In describing how to do this, HP focused on the details and prowess of their portfolio. They provided an abundance of technical specifications about a very nice collection of well thought-out tools. They did have some customers briefly describe their success with HP products. While interesting and important, most customers are more interested in the specifics of ‘navigation’, not ‘speeds ‘n feeds’. HP failed to discuss how they help customers prioritize, plan for, acquire, implement and use New IT. 

HP clearly understands significant changes are occurring in decision making. They gave a good description of the new “Millennial” consumer/decision-maker. However, they gave no indication of how they will attract them. Customers are left to figure out for themselves what to do with HP’s tools. Without programs to attract those millennials, HP suffers in comparison to its competition.

For example, for one vendor, Next Generation IT means extending IT’s impact into every business function. Each product release has innovation to achieve that. Another vendor recognized customers got more benefit quicker as product familiarity increased. They focus on providing easier, broader access to solution suites, including free on-line trials, ‘try and buy’, increased customer collaboration in design and development[3], etc.
We did enjoy the demo area, Project Moonshot is HP’s high-density, high efficiency, and low footprint rack-sized appliance to manage and deliver multitudes of software-defined servers. Our interest was piqued by HP HAVEn, a Big Data management and analysis platform that leverages other products (Vertica, Autonomy) to collect, index and query data in multiple forms and formats.

This is clearly a new HP, however….

HP is clearly improving. Their products are technologically sound, some industry leading. The product details and long-range R&D efforts were interesting. If we weren’t in the midst of an ‘inflexion point’ with an uncertain economy, this approach may have been adequate. Unfortunately, as things stand today, HP’s presentations fell short of what is needed. Customers need guidance and structure on how to maximize their return from technology. HP revealed no plans to do that.

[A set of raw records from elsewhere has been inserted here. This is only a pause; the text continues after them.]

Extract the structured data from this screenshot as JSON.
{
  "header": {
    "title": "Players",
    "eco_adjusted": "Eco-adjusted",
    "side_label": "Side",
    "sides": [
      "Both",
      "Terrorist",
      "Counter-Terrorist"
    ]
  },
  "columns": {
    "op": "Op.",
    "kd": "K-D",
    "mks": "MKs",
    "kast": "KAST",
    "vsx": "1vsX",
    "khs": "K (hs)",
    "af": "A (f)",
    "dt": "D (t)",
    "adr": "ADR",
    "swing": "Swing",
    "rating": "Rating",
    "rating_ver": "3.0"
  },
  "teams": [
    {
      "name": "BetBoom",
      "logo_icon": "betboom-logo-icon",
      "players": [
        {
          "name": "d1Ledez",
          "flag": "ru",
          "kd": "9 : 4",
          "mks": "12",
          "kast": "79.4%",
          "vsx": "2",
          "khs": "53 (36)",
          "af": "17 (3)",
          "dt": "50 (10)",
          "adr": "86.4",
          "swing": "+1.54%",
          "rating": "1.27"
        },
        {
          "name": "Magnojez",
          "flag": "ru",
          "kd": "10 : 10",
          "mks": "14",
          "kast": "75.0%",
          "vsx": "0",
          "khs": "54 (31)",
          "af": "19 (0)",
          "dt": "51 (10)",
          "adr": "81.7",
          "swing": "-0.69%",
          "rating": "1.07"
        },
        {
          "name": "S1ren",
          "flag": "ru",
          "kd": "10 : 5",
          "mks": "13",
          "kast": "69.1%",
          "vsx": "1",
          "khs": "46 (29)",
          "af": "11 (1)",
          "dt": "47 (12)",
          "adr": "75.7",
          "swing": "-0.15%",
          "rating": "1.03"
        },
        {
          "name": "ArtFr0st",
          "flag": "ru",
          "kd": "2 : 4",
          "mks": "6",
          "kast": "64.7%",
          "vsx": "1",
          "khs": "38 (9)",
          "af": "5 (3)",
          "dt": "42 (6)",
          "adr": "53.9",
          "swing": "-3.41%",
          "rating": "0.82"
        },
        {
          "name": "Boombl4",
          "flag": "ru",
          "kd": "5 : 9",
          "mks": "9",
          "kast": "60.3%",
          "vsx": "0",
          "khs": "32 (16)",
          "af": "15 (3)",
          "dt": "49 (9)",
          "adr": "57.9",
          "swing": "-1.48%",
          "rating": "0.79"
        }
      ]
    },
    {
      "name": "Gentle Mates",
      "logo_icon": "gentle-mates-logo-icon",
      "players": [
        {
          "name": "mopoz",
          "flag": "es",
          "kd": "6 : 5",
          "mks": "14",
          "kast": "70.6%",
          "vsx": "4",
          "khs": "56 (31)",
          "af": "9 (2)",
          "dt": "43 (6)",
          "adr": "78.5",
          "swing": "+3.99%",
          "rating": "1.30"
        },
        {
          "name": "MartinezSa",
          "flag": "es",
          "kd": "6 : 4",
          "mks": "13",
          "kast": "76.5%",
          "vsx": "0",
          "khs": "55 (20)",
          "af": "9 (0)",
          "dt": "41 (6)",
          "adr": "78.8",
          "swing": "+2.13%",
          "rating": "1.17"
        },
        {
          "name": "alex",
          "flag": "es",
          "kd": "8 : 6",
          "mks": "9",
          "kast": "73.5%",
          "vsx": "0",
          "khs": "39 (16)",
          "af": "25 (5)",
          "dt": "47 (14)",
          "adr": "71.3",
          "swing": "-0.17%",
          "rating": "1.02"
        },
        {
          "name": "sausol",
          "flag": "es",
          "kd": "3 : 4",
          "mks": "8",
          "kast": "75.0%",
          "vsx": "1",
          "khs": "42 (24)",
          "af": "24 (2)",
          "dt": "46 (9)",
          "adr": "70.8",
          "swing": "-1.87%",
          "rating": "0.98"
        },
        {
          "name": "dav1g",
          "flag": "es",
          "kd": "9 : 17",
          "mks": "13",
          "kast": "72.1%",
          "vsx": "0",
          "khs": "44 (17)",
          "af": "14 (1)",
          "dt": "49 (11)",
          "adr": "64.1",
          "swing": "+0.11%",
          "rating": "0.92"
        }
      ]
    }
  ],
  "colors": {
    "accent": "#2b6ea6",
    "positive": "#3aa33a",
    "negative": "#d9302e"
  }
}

HP sees itself, but did not present itself as an integrated company. Products were covered in isolated silos. Neither business nor IT operates that way today. HP’s differentiation from competitors was never made clear. They failed to say how they are uniquely able to help customers be more effective at using HP solutions to solve their problems.

IT vendors are notoriously inept at marketing. The consumerization of IT was supposed to change that. Demonstrating how a vendor is making it easier for customers to continually get more value from IT is more persuasive than chest-beating. HP has a story for solution-focused customers interested in immediate benefit; they just need to tell it. Until then, they will get less attention than they deserve.